Size-distributions of n-hydrocarbons, PAHs and hopanes and their sources in the urban, mountain and marine atmospheres over East Asia
G. Wang1,2,3, K. Kawamura2, M. Xie3, S. Hu3, S. Gao3, J. Cao1, Z. An1, and Z. Wang4
1State Key Laboratory of Loess and Quaternary Geology, Institute of Earth Environment, Chinese Academy of Sciences, Xi'an 710075, China
2Institute of Low Temperature Science, Hokkaido University, Sapporo 060-0819, Japan
3School of the Environment, State Key Laboratory of Pollution Control and Resources Reuse, Nanjing University, Nanjing 210093, China
4Institute of Atmospheric Physics, Chinese Academy of Sciences, Beijing 100029, China

Abstract.
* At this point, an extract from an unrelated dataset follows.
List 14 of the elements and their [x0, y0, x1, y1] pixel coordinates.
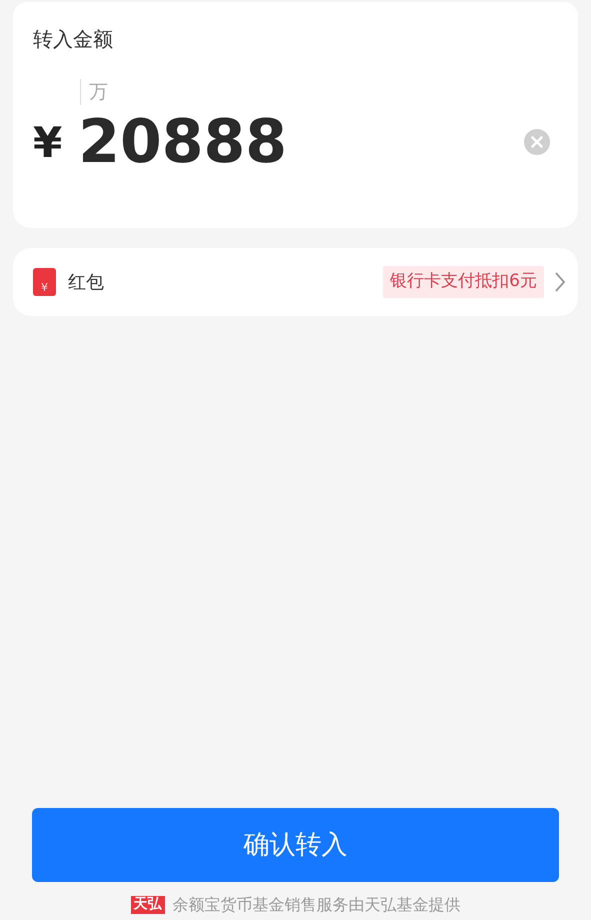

Size-segregated (9 stages) n-alkanes, polycyclic aromatic hydrocarbons (PAHs) and hopanes in the urban (Baoji city in inland China), mountain (Mt. Tai in east coastal China) and marine (Okinawa Island, Japan) atmospheres over East Asia were studied using a GC/MS technique. Concentrations of n-alkanes (1698±568 ng m−3 in winter and 487±145 ng m−3 in spring), PAHs (536±80 and 161±39 ng m−3), and hopanes (65±24 and 20±2.4 ng m−3) in the urban air are 1–2 orders of magnitude higher than those in the mountain aerosols and 2–3 orders of magnitude higher than those in the marine samples. Mass ratios of n-alkanes, PAHs and hopanes clearly demonstrate coal-burning emissions as the major source of the determined organic aerosols. Size distributions of fossil fuel derived n-alkane, PAHs and hopanes were found as a unimodal in most cases, peaking at 0.7–1.1 μm size. In contrast, plant wax derived n-alkanes present a bimodal distribution with two peaks at the sizes of 0.7–1.1 μm and >4.7 μm in the summer mountain and spring marine samples. Among the three types of samples, geometric mean diameter (GMD) of the determined organics in fine mode (<2.1 μm) was the smallest (av. 0.63 μm in spring) in the urban samples and the largest (1.01 μm) in the marine samples, whereas the GMD in coarse mode (≥2.1 μm) was smallest (3.48 μm) in the marine aerosols and largest (4.04 μm) in the urban aerosols. The fine mode of GMDs in the urban and mountain samples were larger in winter than in spring and summer. Moreover, GMDs of 3- and 4-ring PAHs were larger than 5- and 6-ring PAHs in the three types of atmospheres. Such differences in GMDs may be interpreted by coagulation and repartitioning of organic compound during a long range transport from the inland continent to the marine site, suggesting that the size changes arising from these physical processes must be included in climate models in relevant to organic aerosols.

Citation: Wang, G., Kawamura, K., Xie, M., Hu, S., Gao, S., Cao, J., An, Z., and Wang, Z.: Size-distributions of n-hydrocarbons, PAHs and hopanes and their sources in the urban, mountain and marine atmospheres over East Asia, Atmos. Chem. Phys. Discuss., 9, 13859-13888, doi:10.5194/acpd-9-13859-2009, 2009.